This is part of a series exploring how collective intelligence can create a better world. Read the whole series here.
Think you’ve landed on the solution to the global warming crisis, if only you could get someone to hear you out? Tired of your friends and family suddenly remembering “other plans” and darting off the moment you start laying out your glorious ideas? Finally, there’s an alternative to tormenting your near-and-dear: Climate CoLab, a project from the MIT Center for Collective Intelligence, wants to provide you — yes, you! — with a listening ear, through a platform that makes it easier for everyone to come up with solutions to climate change.
Why are they so interested in what you have to say? Because, as Climate CoLab principal investigator Thomas Malone sees it, top-down approaches like international treaties or national legislation don’t seem like they’re going to get us out of our planetary pickles. So he’s decided to see what us regular schmos can come up with, instead.
By crowdsourcing ideas on everything from enacting carbon taxes to reducing bus emissions and designing more efficient buildings, Climate CoLab hopes to dig up “new angles, new perspectives, new ways of looking at things,” the lab’s community manager, Laur Fisher, says.
CoLab staffers do this by organizing contests where anyone can submit a creative climate solution. Then they call on expert judges to weed through and pull out the schemes that actually might be feasible (because, as Malone explains, while crowds are very good at coming up with out-of-the box ideas, we’re not always very practical). Finally, the judges choose one set of winners, then turn to crowdsourcing again, letting users vote for their favorites. This not only creates a way for more people to get involved, but could also hone in on which solutions are socially viable, because, while groups of people aren’t necessarily the most analytical, “crowds can do a good job of assessing what crowds want,” Malone says — an important thing to know when trying to garner support in order to put a plan into action.
Last year, Climate CoLab held 18 contests, reeling in about 400 proposals from a fairly diverse group from around the world. Submissions ran the gamut from fun to pragmatic, and from grounded in reality … to clearly not. Examples of winning proposals include getting kids to develop eco-friendly habits through a Tamagotchi-like “pet” that you keep alive through green deeds, and developing power plants that remove excess CO2 via wet limestone scrubbing.
While overall the contestants were an educated bunch – 84 percent had graduated from college, and 58 percent had completed or were currently attending graduate school – they didn’t necessarily come from environmental fields. For example, Dennis Peterson, who has now won three Climate CoLab contests, is a software engineer who calls himself an amateur when it comes to climate change.
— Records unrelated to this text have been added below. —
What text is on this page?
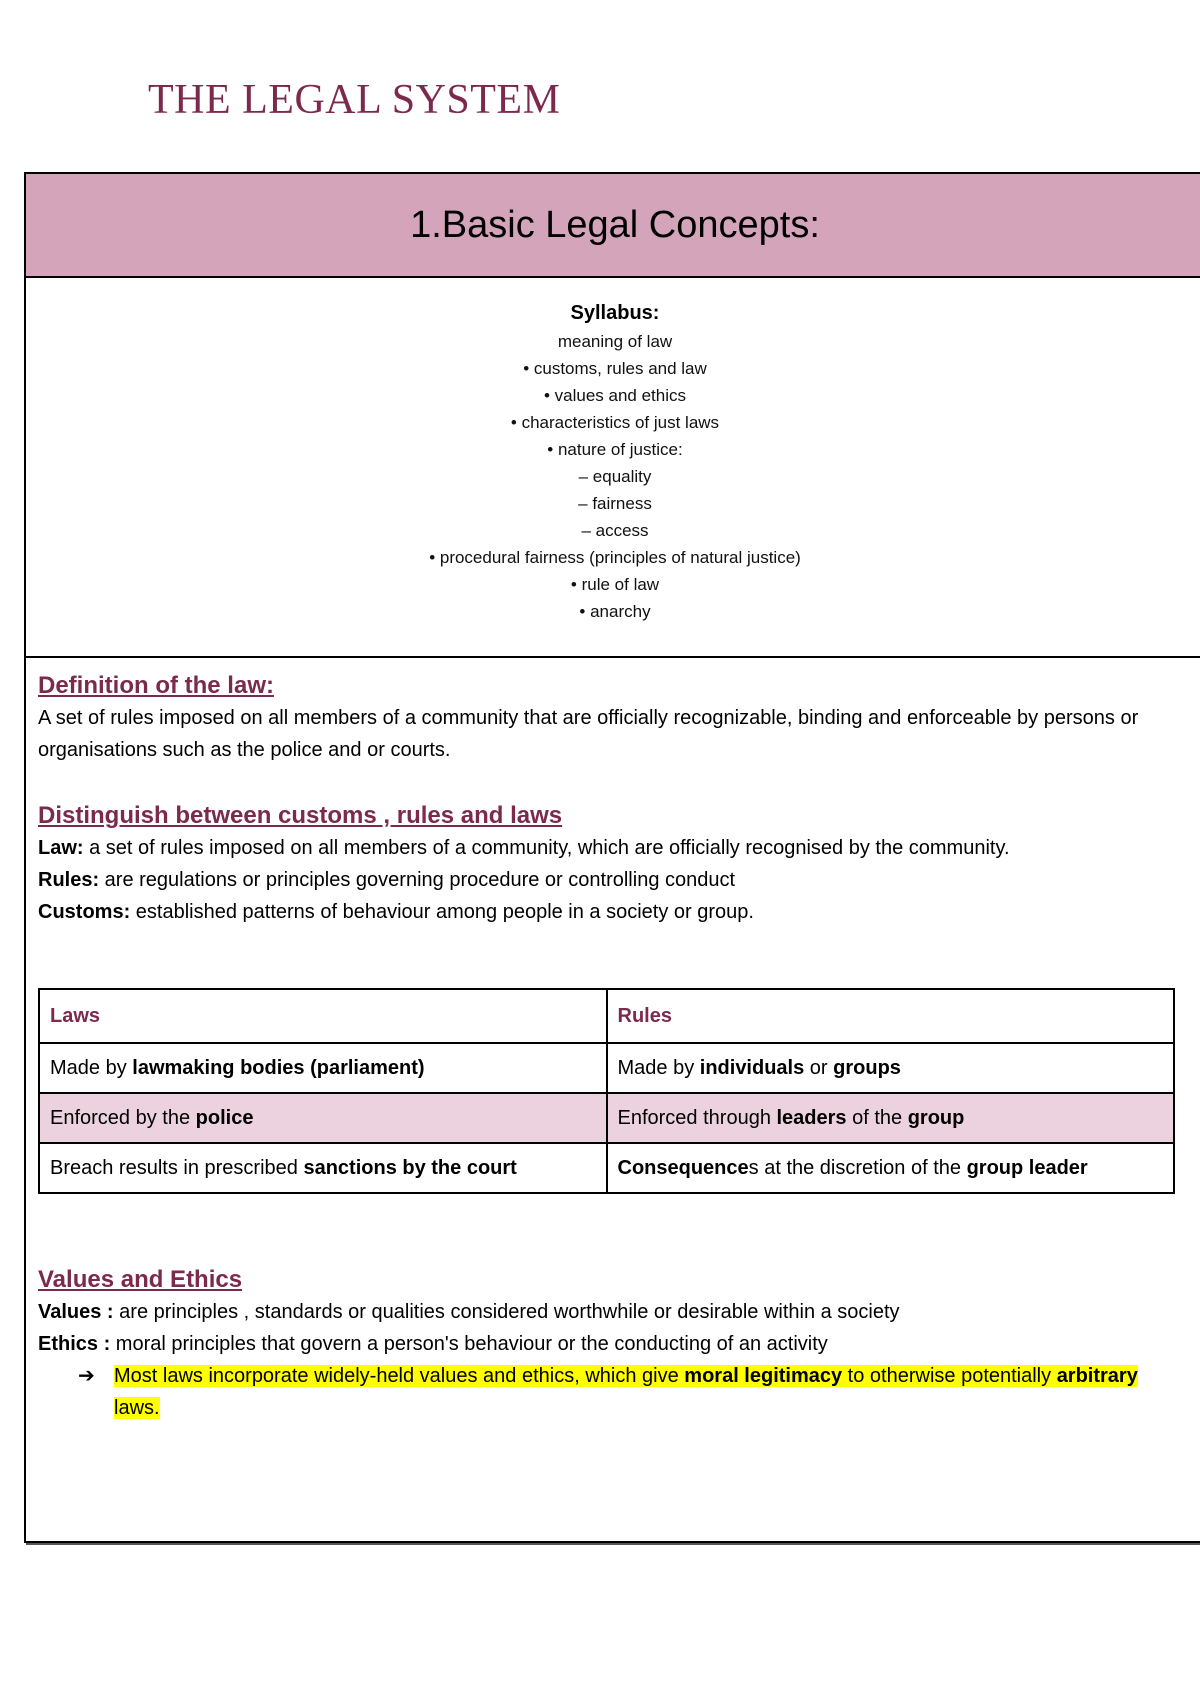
THE LEGAL SYSTEM
1.Basic Legal Concepts:
Syllabus:
meaning of law
• customs, rules and law
• values and ethics
• characteristics of just laws
• nature of justice:
– equality
– fairness
– access
• procedural fairness (principles of natural justice)
• rule of law
• anarchy
Definition of the law:

A set of rules imposed on all members of a community that are officially recognizable, binding and enforceable by persons or organisations such as the police and or courts.

Distinguish between customs , rules and laws

Law: a set of rules imposed on all members of a community, which are officially recognised by the community.

Rules: are regulations or principles governing procedure or controlling conduct

Customs: established patterns of behaviour among people in a society or group.

Laws	Rules
Made by lawmaking bodies (parliament)	Made by individuals or groups
Enforced by the police	Enforced through leaders of the group
Breach results in prescribed sanctions by the court	Consequences at the discretion of the group leader
Values and Ethics

Values : are principles , standards or qualities considered worthwhile or desirable within a society

Ethics : moral principles that govern a person's behaviour or the conducting of an activity

➔ Most laws incorporate widely-held values and ethics, which give moral legitimacy to otherwise potentially arbitrary laws.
Still, he produced an overarching plan to reduce carbon emissions that won the popular choice award in 2011. He won another popular choice award in the “electric power sector” category in 2013 with his proposal to invest in nuclear fusion.
While winning a Climate CoLab contest doesn’t mean that your big idea will ever become reality, Fisher hopes the stamp of approval will lend a certain credibility to the ideas. “What we do have the privilege of at MIT is being a connective power,” Fisher says. From inventors and funders to experts and policy makers, “we do work really hard on connecting our winners with the right people to move things forward.”
For Peterson, the awards meant he got to present his plans to a group at the United Nations, to another group of staffers at the U.S. Congress, and at a conference at MIT. “Before I started on all of this, I was on Reddit commenting on [climate-related articles] all the time. But that’s kind of less satisfying than talking to the UN or going to a conference,” Peterson says. “[Colab] is a way of taking ideas and putting them into a forum that has a little more chance of becoming something real.”
When it comes to dealing with climate change, “we never know where the breakthrough ideas are going to come from, or what they’re going to look like,” Fisher says. Who knows: maybe, it could even be one of yours.